Support forum for Nagios Core, Nagios Plugins, NCPA, NRPE, NSCA, NDOUtils and more. Engage with the community of users including those using the open source solutions.
define host{
use generic-host ; Name of host template to use
host_name name
alias name
address 8.4.4.4
check_command check-host-alive
max_check_attempts 10
notification_interval 60
notification_period 24x7
notification_options d,u,r
}
define host{
name generic-host ; The name of this host template
notifications_enabled 1 ; Host notifications are enabled
event_handler_enabled 1 ; Host event handler is enabled
flap_detection_enabled 1 ; Flap detection is enabled
failure_prediction_enabled 1 ; Failure prediction is enabled
process_perf_data 1 ; Process performance data
retain_status_information 1 ; Retain status information across program restarts
retain_nonstatus_information 1 ; Retain non-status information across program restarts
notification_period 24x7 ; Send host notifications at any time
register 0 ; DONT REGISTER THIS DEFINITION - ITS NOT A REAL HOST, JUST A TEMPLATE!
}
I have configured my system to send a notification and right now (if I got this correctly) is sending a notification if the service is alerting for 10 minutes, until the alert is gone. I am looking on tweaking a bit the notification time to have the first notification sent after 3 minutes and the next one after 10 minutes (and so on), until the alert is gone. Can someone advice how I can accomplish this?
Those notification intervals sound waaaaay too verbose and you are going to annoy people pretty darn quick with those metrics. Here is how you can accomplish it even though I would advise otherwise:
I believe he was suggesting that you increase the amount of time between notifications, 60 seconds is quite fast unless of course you have a team that works VERY fast.
Think about it like this, you get your first notification... you now have 10 minutes to fix the problem before another notification, are you likely to forget about the problem in the space of 10 minutes? Are you always going to be able to respond to a problem within 10 minutes, let alone solve the problem? What about complex outages where you might have 10+ services in a critical state that aren't part of a dependency structure alerting every 10 minutes?
You may also wish to consider if 2 minutes is long enough to filter out false positives, this stuff will likely be dictated by company policy but the noisier your monitoring is the more likely people will begin ignoring it (like the story of the boy who cried wolf).

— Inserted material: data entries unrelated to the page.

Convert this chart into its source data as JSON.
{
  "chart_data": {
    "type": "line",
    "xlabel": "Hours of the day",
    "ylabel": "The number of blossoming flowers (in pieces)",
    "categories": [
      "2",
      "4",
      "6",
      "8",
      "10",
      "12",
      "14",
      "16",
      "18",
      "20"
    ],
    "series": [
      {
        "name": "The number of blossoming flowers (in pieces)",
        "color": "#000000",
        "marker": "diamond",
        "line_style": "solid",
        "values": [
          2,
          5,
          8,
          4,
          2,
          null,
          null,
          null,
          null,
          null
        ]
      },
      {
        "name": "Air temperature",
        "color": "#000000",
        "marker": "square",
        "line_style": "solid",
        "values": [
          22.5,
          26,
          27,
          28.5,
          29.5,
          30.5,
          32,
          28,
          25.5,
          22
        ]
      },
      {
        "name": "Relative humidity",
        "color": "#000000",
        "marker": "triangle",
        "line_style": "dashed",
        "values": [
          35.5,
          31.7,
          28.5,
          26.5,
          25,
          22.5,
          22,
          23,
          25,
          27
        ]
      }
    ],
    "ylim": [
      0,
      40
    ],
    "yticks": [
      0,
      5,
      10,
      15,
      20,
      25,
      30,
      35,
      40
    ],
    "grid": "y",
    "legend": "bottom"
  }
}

We use the following metrics:
Regular check interval: 10 minutes
Retry check interval: 2 minutes
Total failed attempts before notification: 3
notification interval: 1 per hour
notify only on critical
This may or may not be suitable for you, but we know about a problem within 4 ~ 14 minutes of the problem occurring and depending on the urgency of the problem we may or may not get to it within an hour. Warnings are dealt with ad-hoc from a NOC screen.